Die erste Anspannung, welche mich immer noch am Anfang eines solchen Abends heimsucht, wich auch alsbald.

Muntere Gespräche und meist sichtbar gut gelaunte Gesellschaft umgab mich. Selbst Tatjana, eine Vampirin, der ich wirklich mit Vorsicht begegne, füllte den Abend mit fantasievollen Gesprächen und Gesten. Ich konnte nicht umhin, sie immer wieder zu beobachten. Wie eine kleine verstreute Elfe tanzte sie in dem Lokal herum und jeden Moment hätte man erwarten können, dass tausend Blumen auf einen herab regnen.
Und dann fragte sie mich doch glatt, ob ich nicht ein Theaterstück für sie schreiben würde. Als ob ich einem Vampir, wie sie es ist, etwas abschlagen würde. Ich bin nun wirklich nicht lebensmüde. Ehrlich!

Dank Nairu, auch sie war heute wohl bester Laune, durfte ich die Bekanntschaft mit Krieg machen. Ein für mich erst eher unscheinbarer Sterblicher, der sich im Laufe des Abends als doch sehr interessante Person herausstellte. Man bedenke, ich habe fast den ganzen Abend der Konversation mit ihm gefrönt.

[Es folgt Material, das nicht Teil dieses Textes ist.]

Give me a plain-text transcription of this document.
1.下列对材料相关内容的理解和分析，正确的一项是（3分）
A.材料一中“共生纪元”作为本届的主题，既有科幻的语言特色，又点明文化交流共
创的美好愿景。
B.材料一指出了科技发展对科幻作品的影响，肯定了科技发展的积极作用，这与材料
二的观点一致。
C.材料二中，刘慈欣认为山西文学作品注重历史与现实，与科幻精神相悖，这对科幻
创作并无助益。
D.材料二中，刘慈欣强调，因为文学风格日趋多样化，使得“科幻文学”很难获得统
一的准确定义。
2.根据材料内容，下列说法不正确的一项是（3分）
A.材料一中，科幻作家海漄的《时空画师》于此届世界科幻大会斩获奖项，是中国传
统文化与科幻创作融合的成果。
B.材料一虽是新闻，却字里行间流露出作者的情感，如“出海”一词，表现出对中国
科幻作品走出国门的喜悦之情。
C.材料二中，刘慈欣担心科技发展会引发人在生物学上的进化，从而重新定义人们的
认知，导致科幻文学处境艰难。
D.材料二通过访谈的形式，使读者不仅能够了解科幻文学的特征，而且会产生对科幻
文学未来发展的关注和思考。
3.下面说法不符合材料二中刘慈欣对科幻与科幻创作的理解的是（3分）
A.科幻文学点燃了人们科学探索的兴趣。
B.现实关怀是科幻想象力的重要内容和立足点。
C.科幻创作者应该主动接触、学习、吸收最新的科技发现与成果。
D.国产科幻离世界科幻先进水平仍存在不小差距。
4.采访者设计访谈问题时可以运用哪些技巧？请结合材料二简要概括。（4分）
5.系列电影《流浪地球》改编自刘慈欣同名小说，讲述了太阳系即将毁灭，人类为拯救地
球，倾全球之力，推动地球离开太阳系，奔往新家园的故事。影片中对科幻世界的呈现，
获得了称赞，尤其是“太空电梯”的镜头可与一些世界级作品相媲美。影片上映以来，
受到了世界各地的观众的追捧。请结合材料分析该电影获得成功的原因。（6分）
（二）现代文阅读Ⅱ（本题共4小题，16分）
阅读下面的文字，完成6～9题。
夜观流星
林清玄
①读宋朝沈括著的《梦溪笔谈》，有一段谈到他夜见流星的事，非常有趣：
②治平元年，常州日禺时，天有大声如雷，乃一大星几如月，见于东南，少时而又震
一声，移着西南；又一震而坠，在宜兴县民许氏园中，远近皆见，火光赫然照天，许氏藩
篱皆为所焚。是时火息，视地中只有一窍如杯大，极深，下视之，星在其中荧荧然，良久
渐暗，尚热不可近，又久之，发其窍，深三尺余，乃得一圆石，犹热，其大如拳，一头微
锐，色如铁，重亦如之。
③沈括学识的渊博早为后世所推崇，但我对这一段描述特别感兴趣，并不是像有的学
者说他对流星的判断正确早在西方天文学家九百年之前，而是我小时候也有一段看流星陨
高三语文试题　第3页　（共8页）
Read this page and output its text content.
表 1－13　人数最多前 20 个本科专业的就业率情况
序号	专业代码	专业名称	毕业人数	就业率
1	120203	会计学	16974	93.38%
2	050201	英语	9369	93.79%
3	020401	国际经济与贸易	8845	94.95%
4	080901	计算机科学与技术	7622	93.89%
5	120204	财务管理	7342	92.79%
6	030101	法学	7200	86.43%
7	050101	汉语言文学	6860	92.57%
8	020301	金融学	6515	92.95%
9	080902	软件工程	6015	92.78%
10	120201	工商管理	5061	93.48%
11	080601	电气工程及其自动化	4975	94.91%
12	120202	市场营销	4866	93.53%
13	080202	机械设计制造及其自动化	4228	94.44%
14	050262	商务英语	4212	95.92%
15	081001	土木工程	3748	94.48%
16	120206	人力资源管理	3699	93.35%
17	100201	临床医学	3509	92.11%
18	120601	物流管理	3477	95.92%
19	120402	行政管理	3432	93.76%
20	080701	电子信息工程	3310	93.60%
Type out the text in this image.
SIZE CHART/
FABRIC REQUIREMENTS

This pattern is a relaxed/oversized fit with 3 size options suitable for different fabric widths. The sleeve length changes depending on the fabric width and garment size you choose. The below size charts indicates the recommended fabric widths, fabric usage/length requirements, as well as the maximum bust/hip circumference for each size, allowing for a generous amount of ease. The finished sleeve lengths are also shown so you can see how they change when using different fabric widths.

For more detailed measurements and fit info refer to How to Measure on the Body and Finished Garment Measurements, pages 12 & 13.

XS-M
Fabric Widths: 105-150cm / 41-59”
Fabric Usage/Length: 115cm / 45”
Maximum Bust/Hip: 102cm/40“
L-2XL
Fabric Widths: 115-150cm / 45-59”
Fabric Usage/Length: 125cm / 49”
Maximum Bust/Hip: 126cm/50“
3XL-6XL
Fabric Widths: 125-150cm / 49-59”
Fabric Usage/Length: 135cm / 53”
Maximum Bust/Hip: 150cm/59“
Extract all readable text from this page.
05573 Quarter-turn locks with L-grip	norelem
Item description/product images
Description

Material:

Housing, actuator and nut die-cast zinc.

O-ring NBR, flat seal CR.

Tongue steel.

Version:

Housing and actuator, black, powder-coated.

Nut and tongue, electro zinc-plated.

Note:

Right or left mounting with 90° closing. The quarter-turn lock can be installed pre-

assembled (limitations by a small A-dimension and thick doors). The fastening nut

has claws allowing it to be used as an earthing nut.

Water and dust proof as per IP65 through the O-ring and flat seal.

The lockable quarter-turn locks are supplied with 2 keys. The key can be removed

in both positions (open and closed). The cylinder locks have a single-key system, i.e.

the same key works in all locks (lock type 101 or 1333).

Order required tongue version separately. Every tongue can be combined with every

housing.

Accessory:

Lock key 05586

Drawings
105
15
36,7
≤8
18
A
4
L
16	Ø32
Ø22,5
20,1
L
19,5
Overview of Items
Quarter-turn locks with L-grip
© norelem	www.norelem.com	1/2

Aufgefrischt wurde die Unterhaltung durch das fröhliche und recht freche Gemüt von Aurora, welche Nairu in nichts nachstand. Diese Kombination der drei Gesprächspartner verführte oft zu heiteren Lacheinsätzen. Memo an mich: Sollte ich jemals in die Verlegenheit geraten, Aurora ein Geschenk zu machen, so sollte dies alles andere als spanisch sein. Und eine Einladung zu einer Hafenschenke mit Tänzern sollte ich auch tunlichst vermeiden.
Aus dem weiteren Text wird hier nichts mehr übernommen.